PART 32 ¤ You're Same Bastard ¤

91.6K 4.5K 81
                                    

If it's love, there must be a struggle. And, if it was merely an obsession, there would be only passion on it.

***

"ERLANG! MAJU KE DEPAN, JAWAB SOAL YANG IBU TULIS DI PAPAN!"

Ibu Sania selaku guru Kimia di antara jajaran kelas 12 memperhatikan terus arah bangku pojok sejak awal pelajaran dimulai hari ini.

Bangku pojok yang menempati adalah Erlang dan komplotannya, Jojon juga Karisma. Namun dua orang itu seperti kalem-kalem aja sejak awal.

Berbeda dengan Eelang yang hanya melamun terus-menerus, Bu Sania merasa aneh jika dihari-hari biasanya cowok itu membuat gaduh kelas tetapi kali ini berbeda.

Anak itu kalem namun tak memperhatikan sama sekali pelajaran yang ia terangkan sejak awal, bahkan ketika ia panggil anak itu masih tak maju-maju juga.

"Lang, lo di panggil Bu Sania noh," bisik Jojon selaku teman duduknya di samping, saat itu ia langsung tersadar dan memandang tanya sang guru.

"Erlang, kamu sebenarnya kenapa? Akhir-akhir ini kamu ibu perhatikan tidak pernah fokus pelajaran, tugas tidak pernah buat dan tidak aktif di kelas. Kamu niat sekolah tidak?" Oceh Bu Sania mengambil duduk di bangkunya.

Erlang membuang muka dengan wajah muak, di dunia ini memang tak ada satupun manusia yang mengerti keadaannya yang sedang di landa patah hatinakut dan kerinduan akut.

Rindu pada cintanya yang terbang entah kemana dan itu karena ia dengan bodohnya membuka akses untuk ia pergi.

Erlang menyesali itu.

"Ibu tidak mengerti apa-apa lebih baik diam, diam lebih baik, Bu," tukas Erlang sambil berdiri mengambil tasnya lalu keluar begitu saja dari kelas.

Bu Sania menghela nafas di tempatnya, lelah sekaligus kesal melihat kelakuan anak satu itu yang tak berubah-ubah malah semakin menjadi-jadi walau tak membuat gaduh kelas.

Ia tak membuat gaduh, namun membuat orang kesal dengan sikapnya yang seperti makhluk planet luar.

***

Erlang mrnyalakan api rokoknya di taman belakang sekolah, saat ini ia benar butuh waktu untuk memperbaiki diri.
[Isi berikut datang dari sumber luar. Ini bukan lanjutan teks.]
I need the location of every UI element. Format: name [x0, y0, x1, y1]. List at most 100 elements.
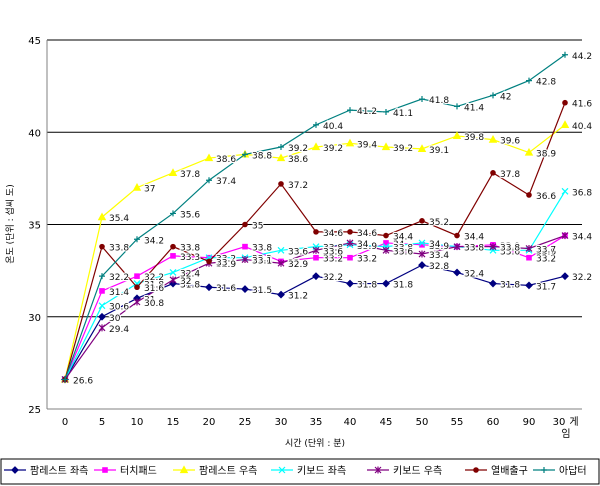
data-label: 35.2 — [429, 218, 449, 228]
data-label: 34.4 — [464, 233, 484, 243]
data-label: 36.8 — [572, 188, 592, 198]
data-label: 37 — [144, 185, 155, 195]
data-label: 41.1 — [393, 109, 413, 119]
data-label: 32.9 — [288, 260, 308, 270]
data-label: 33.4 — [429, 251, 449, 261]
data-label: 37.8 — [500, 170, 520, 180]
data-label: 35.4 — [109, 214, 129, 224]
y-tick-label: 35 — [28, 221, 41, 232]
data-label: 33.8 — [464, 244, 484, 254]
legend-marker — [541, 467, 547, 473]
data-point — [561, 272, 569, 281]
data-label: 34.6 — [357, 229, 377, 239]
data-point — [313, 254, 319, 261]
data-label: 31.4 — [109, 288, 129, 298]
data-point — [170, 210, 176, 217]
y-tick-label: 40 — [28, 128, 41, 139]
data-point — [383, 108, 389, 115]
data-label: 31.8 — [144, 281, 164, 291]
data-label: 30 — [109, 314, 121, 324]
data-label: 26.6 — [73, 376, 93, 386]
data-point — [562, 99, 568, 106]
data-label: 41.6 — [572, 100, 592, 110]
data-label: 34.4 — [572, 233, 592, 243]
data-label: 32.4 — [180, 269, 200, 279]
data-point — [168, 168, 178, 176]
data-label: 41.2 — [357, 107, 377, 117]
data-point — [132, 182, 142, 191]
x-tick-label: 40 — [344, 417, 357, 428]
data-point — [383, 240, 389, 246]
legend-label: 열배출구 — [491, 465, 528, 477]
data-point — [278, 144, 284, 151]
data-label: 38.8 — [252, 151, 272, 161]
data-point — [454, 103, 460, 110]
data-label: 33.2 — [252, 255, 272, 265]
data-label: 31.7 — [536, 282, 556, 292]
x-tick-label: 30 — [275, 417, 288, 428]
data-label: 33.9 — [500, 242, 520, 252]
data-point — [347, 254, 353, 261]
data-point — [98, 324, 106, 332]
data-label: 42.8 — [536, 78, 556, 88]
data-label: 33.2 — [216, 255, 236, 265]
x-tick-label: 45 — [380, 417, 393, 428]
data-label: 37.2 — [288, 181, 308, 191]
data-label: 31.2 — [288, 292, 308, 302]
data-point — [206, 258, 212, 265]
data-label: 35.6 — [180, 210, 200, 220]
data-point — [312, 272, 320, 281]
data-point — [525, 244, 533, 252]
data-point — [276, 153, 286, 162]
data-point — [241, 256, 249, 264]
series-lines — [60, 51, 570, 384]
data-label: 31.8 — [180, 281, 200, 291]
data-label: 38.6 — [288, 155, 308, 165]
data-label: 44.2 — [572, 52, 592, 62]
data-point — [524, 147, 534, 156]
data-point — [525, 281, 533, 290]
data-label: 39.2 — [323, 144, 343, 154]
data-label: 34 — [429, 240, 441, 250]
data-point — [134, 273, 140, 279]
data-point — [383, 232, 389, 239]
data-label: 31.6 — [216, 284, 236, 294]
data-point — [453, 243, 461, 251]
data-label: 33.8 — [500, 244, 520, 254]
data-point — [278, 181, 284, 187]
x-tick-label: 35 — [310, 417, 323, 428]
data-point — [417, 144, 427, 152]
data-label: 33.8 — [323, 244, 343, 254]
data-label: 33.6 — [323, 247, 343, 257]
data-point — [204, 153, 214, 162]
data-point — [418, 239, 426, 247]
data-point — [419, 241, 425, 248]
data-label: 30.8 — [144, 299, 164, 309]
legend-marker — [102, 467, 108, 473]
legend: 팜레스트 좌측 터치패드 팜레스트 우측 키보드 좌측 키보드 우측 열배출구 아답터 — [0, 458, 600, 485]
data-point — [134, 236, 140, 243]
data-label: 32.2 — [572, 273, 592, 283]
data-point — [419, 96, 425, 103]
x-tick-label-part: 임 — [561, 427, 570, 440]
data-label: 26.6 — [73, 376, 93, 386]
x-tick-label: 30 — [553, 417, 566, 428]
data-point — [99, 273, 105, 280]
data-point — [277, 290, 285, 299]
x-tick-label: 55 — [451, 417, 464, 428]
data-point — [170, 253, 176, 259]
y-axis-title: 온도 (단위 : 섭씨 도) — [5, 184, 16, 263]
data-point — [313, 229, 319, 235]
data-label: 31.6 — [144, 284, 164, 294]
data-point — [311, 142, 321, 151]
data-point — [418, 250, 426, 258]
data-point — [419, 218, 425, 224]
data-label: 33.7 — [536, 245, 556, 255]
x-tick-label: 5 — [99, 417, 105, 428]
data-label: 39.2 — [393, 144, 413, 154]
legend-marker — [11, 466, 19, 474]
data-label: 34.6 — [323, 229, 343, 239]
data-point — [489, 243, 497, 251]
data-point — [490, 170, 496, 176]
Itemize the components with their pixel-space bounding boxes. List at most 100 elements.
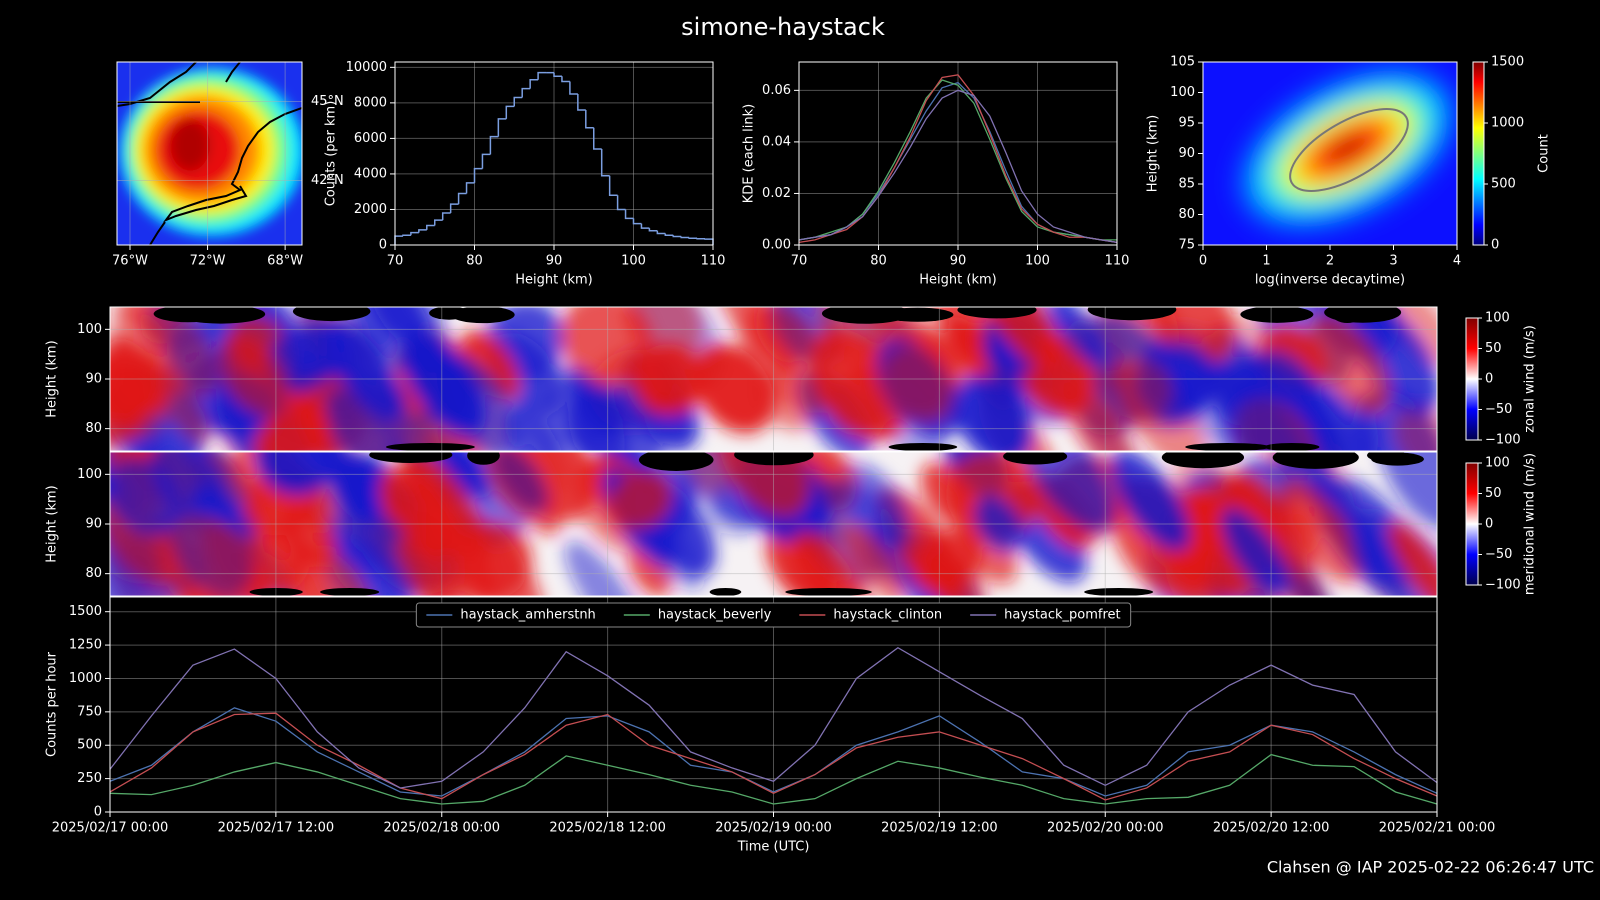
y-tick-label: 0.04 bbox=[762, 134, 791, 149]
wind-blob bbox=[1220, 507, 1290, 596]
wind-blob bbox=[140, 351, 211, 446]
wind-blob bbox=[564, 540, 647, 596]
y-tick-label: 0.00 bbox=[762, 238, 791, 253]
contour bbox=[1289, 108, 1409, 192]
wind-field bbox=[110, 452, 1437, 596]
y-tick-label: 85 bbox=[1178, 177, 1195, 192]
y-tick-label: 4000 bbox=[354, 166, 387, 181]
colorbar-tick-label: 0 bbox=[1485, 517, 1493, 532]
x-tick-label: 80 bbox=[870, 254, 887, 269]
colorbar-label: meridional wind (m/s) bbox=[1523, 453, 1538, 595]
y-tick-label: 75 bbox=[1178, 238, 1195, 253]
wind-blob bbox=[1218, 385, 1312, 451]
axes-layer: 76°W 72°W 68°W42°N45°N70 80 90 100 11002000400… bbox=[45, 55, 1552, 855]
x-tick-label: 100 bbox=[621, 254, 646, 269]
footer: Clahsen @ IAP 2025-02-22 06:26:47 UTC bbox=[1267, 858, 1594, 877]
no-data bbox=[1240, 307, 1314, 323]
no-data bbox=[734, 452, 814, 466]
colorbar-tick-label: −50 bbox=[1485, 547, 1512, 562]
x-tick-label: 68°W bbox=[267, 254, 303, 269]
no-data bbox=[369, 452, 453, 464]
colorbar-label: zonal wind (m/s) bbox=[1523, 325, 1538, 433]
wind-blob bbox=[738, 307, 835, 414]
wind-blob bbox=[169, 501, 254, 596]
wind-blobs bbox=[110, 307, 1437, 451]
y-axis-label: KDE (each link) bbox=[742, 104, 757, 204]
x-tick-label: 3 bbox=[1389, 254, 1397, 269]
y-tick-label: 80 bbox=[85, 566, 102, 581]
wind-blob bbox=[633, 343, 705, 416]
y-tick-label: 45°N bbox=[311, 94, 344, 109]
y-tick-label: 0 bbox=[379, 238, 387, 253]
histogram-bin bbox=[449, 203, 459, 214]
x-tick-label: 76°W bbox=[112, 254, 148, 269]
wind-blob bbox=[461, 329, 520, 401]
axes-frame bbox=[394, 61, 714, 246]
y-axis-label: Counts (per km) bbox=[324, 101, 339, 207]
histogram-bin bbox=[465, 182, 475, 194]
x-tick-label: 2025/02/19 12:00 bbox=[881, 821, 998, 836]
no-data bbox=[1084, 588, 1154, 596]
x-tick-label: 0 bbox=[1199, 254, 1207, 269]
colorbar bbox=[1472, 61, 1485, 246]
colorbar-tick-label: 50 bbox=[1485, 486, 1502, 501]
density-blob bbox=[1327, 135, 1368, 163]
y-tick-label: 750 bbox=[77, 704, 102, 719]
legend-label: haystack_amherstnh bbox=[460, 608, 595, 623]
no-data bbox=[785, 588, 872, 596]
histogram-bin bbox=[585, 109, 594, 129]
wind-blob bbox=[1293, 375, 1375, 451]
y-tick-label: 100 bbox=[1170, 85, 1195, 100]
y-tick-label: 0 bbox=[94, 805, 102, 820]
legend: haystack_amherstnh haystack_beverly haysta… bbox=[415, 602, 1132, 628]
histogram-bin bbox=[497, 118, 507, 137]
histogram-bin bbox=[696, 238, 706, 240]
x-tick-label: 110 bbox=[1105, 254, 1130, 269]
no-data bbox=[1367, 452, 1406, 462]
x-tick-label: 2025/02/20 12:00 bbox=[1213, 821, 1330, 836]
no-data bbox=[249, 588, 303, 596]
wind-blob bbox=[609, 381, 656, 437]
histogram-bin bbox=[402, 234, 411, 237]
x-tick-label: 90 bbox=[546, 254, 563, 269]
wind-field bbox=[110, 307, 1437, 451]
wind-blob bbox=[110, 372, 156, 445]
colorbar-tick-label: 1500 bbox=[1491, 55, 1524, 70]
density bbox=[1236, 64, 1457, 233]
histogram-bin bbox=[505, 105, 515, 119]
histogram-bin bbox=[529, 79, 539, 89]
wind-blob bbox=[253, 403, 333, 451]
histogram-bin bbox=[632, 218, 642, 225]
y-tick-label: 90 bbox=[85, 517, 102, 532]
colorbar-tick-label: 50 bbox=[1485, 341, 1502, 356]
colorbar-tick-label: 0 bbox=[1491, 238, 1499, 253]
y-tick-label: 105 bbox=[1170, 55, 1195, 70]
y-tick-label: 95 bbox=[1178, 116, 1195, 131]
histogram-bin bbox=[672, 235, 682, 238]
wind-blob bbox=[265, 321, 346, 394]
mark-layer bbox=[109, 71, 1438, 805]
axes-frame bbox=[798, 61, 1118, 246]
no-data bbox=[888, 443, 958, 451]
x-tick-label: 72°W bbox=[190, 254, 226, 269]
x-axis-label: Height (km) bbox=[919, 273, 996, 288]
x-axis-label: log(inverse decaytime) bbox=[1255, 273, 1405, 288]
wind-blob bbox=[928, 553, 987, 596]
histogram-bin bbox=[648, 228, 658, 232]
x-tick-label: 100 bbox=[1025, 254, 1050, 269]
x-tick-label: 2025/02/17 00:00 bbox=[52, 821, 169, 836]
y-tick-label: 42°N bbox=[311, 173, 344, 188]
histogram-bin bbox=[553, 72, 562, 77]
density-blob bbox=[170, 119, 210, 171]
x-tick-label: 2025/02/18 12:00 bbox=[549, 821, 666, 836]
x-tick-label: 2025/02/18 00:00 bbox=[383, 821, 500, 836]
histogram-bin bbox=[418, 229, 427, 233]
x-tick-label: 70 bbox=[387, 254, 404, 269]
x-tick-label: 90 bbox=[950, 254, 967, 269]
wind-blob bbox=[138, 307, 218, 397]
no-data bbox=[467, 452, 500, 465]
colorbar-label: Count bbox=[1537, 134, 1552, 173]
no-data bbox=[1264, 443, 1320, 451]
histogram-bin bbox=[688, 237, 698, 239]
Memandang diri lewat terbengong.

Dirinya menyandar di batang pohon besar di taman belakang sekolah, tasnya ia biarkan berada jauh di belakang sedangkan dirinya asik memandang tembok batu.

Temboknya yang membatasi antara taman dengan pakiran sekolah, batas. Ya!
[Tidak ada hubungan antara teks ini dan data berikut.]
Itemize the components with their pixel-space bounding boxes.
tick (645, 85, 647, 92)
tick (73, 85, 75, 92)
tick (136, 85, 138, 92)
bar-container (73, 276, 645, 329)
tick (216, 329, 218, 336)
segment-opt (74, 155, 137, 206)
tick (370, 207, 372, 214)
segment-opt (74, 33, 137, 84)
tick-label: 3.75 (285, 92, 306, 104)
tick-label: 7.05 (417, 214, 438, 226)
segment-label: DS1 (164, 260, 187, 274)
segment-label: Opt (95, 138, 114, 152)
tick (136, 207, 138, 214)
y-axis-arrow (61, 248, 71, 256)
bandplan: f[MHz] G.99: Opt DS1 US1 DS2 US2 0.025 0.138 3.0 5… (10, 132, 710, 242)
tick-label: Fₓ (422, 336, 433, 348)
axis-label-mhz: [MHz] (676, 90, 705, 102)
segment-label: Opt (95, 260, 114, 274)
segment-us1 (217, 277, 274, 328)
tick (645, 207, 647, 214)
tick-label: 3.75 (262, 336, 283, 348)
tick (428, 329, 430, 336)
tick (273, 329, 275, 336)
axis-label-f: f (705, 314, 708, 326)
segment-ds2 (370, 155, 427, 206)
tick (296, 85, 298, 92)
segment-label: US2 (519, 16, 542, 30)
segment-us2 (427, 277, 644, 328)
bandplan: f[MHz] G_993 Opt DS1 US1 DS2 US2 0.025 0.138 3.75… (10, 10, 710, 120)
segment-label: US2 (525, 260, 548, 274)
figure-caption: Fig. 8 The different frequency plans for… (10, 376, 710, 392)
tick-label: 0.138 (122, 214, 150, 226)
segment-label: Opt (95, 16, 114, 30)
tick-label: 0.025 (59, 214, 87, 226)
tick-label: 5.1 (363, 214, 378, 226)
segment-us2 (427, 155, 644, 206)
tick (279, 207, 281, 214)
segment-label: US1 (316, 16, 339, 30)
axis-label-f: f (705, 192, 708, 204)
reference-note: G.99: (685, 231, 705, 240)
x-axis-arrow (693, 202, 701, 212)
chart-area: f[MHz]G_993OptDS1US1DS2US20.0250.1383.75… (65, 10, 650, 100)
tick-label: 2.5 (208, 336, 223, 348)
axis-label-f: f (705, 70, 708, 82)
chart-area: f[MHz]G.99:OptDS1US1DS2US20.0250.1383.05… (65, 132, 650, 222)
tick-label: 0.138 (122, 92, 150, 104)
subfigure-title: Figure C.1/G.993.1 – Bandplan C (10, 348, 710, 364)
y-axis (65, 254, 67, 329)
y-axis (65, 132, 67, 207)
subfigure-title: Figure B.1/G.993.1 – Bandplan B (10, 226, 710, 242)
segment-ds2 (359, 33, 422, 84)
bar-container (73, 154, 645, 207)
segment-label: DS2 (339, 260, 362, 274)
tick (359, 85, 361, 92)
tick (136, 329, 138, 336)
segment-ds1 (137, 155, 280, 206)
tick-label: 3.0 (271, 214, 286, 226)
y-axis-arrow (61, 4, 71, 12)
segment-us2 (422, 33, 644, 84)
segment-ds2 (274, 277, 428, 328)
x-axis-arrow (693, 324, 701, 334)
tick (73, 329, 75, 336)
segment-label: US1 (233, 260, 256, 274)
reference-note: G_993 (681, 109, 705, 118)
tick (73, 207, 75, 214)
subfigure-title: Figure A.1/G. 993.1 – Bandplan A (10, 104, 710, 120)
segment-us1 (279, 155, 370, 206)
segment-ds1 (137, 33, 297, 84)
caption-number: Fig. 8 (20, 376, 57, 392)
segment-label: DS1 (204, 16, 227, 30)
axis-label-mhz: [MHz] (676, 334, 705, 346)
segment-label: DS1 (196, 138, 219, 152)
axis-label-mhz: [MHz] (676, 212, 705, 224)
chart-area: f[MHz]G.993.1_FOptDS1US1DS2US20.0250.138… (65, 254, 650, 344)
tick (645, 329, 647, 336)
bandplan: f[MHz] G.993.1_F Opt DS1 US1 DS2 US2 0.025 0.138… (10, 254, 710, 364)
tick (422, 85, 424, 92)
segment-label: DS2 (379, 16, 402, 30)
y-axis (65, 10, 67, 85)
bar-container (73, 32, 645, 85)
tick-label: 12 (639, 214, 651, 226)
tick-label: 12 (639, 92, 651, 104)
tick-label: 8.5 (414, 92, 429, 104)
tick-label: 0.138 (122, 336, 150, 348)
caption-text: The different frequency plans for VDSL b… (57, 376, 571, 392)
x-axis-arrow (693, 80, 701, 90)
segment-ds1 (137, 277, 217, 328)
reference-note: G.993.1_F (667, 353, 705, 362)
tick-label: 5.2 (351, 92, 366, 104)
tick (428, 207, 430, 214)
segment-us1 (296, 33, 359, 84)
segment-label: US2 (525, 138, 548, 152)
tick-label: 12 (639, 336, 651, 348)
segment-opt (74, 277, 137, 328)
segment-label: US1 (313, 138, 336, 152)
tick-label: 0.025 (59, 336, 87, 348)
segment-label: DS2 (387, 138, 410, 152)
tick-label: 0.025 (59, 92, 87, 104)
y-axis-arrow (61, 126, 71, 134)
Setiap kali mengingat kata batas selalu mengingatkan ia pada kekasihnya, ah. Apakah ia masih pantas menyebut Mauren Lina sebagai kekasihnya?

Tidakkah, karena mereka sudah dinyatakn putus.

Erlang menghisap batang nikotin itu dalam-dalam lalu menghembuskanya bersamaan dengan angin yang bertiup kencang dari sampingnya hingga menerbangkan rambutnya.

Cowok itu tersenyum tipis, dalam khayalannya saat ini jika seorang Mauren sedang berada dalam pelukannya. Ia merindukan gadisnya.

Berjam-jam ia duduk di bawah pohon besar itu hingga langit berubah nenjadi kelam dan mulai menggelap pekat, Erlang yakin jika di sekokah ini hanya ia yang masih tersisa.

Ia berpikir jika lebih baik ia pulang daripada harus berdiam diri di sekolah ini lebih lama lagi hingga tengah malam, Erlang pun juga memiliki rasa takut seperti manusia normal.

Ketika ia hendak bangun dari duduknya, sebuah suara tiba-tiba menginterupsi dari arah belakangnya sehingga refleks ia memoleh dan memberikan raut datarnya.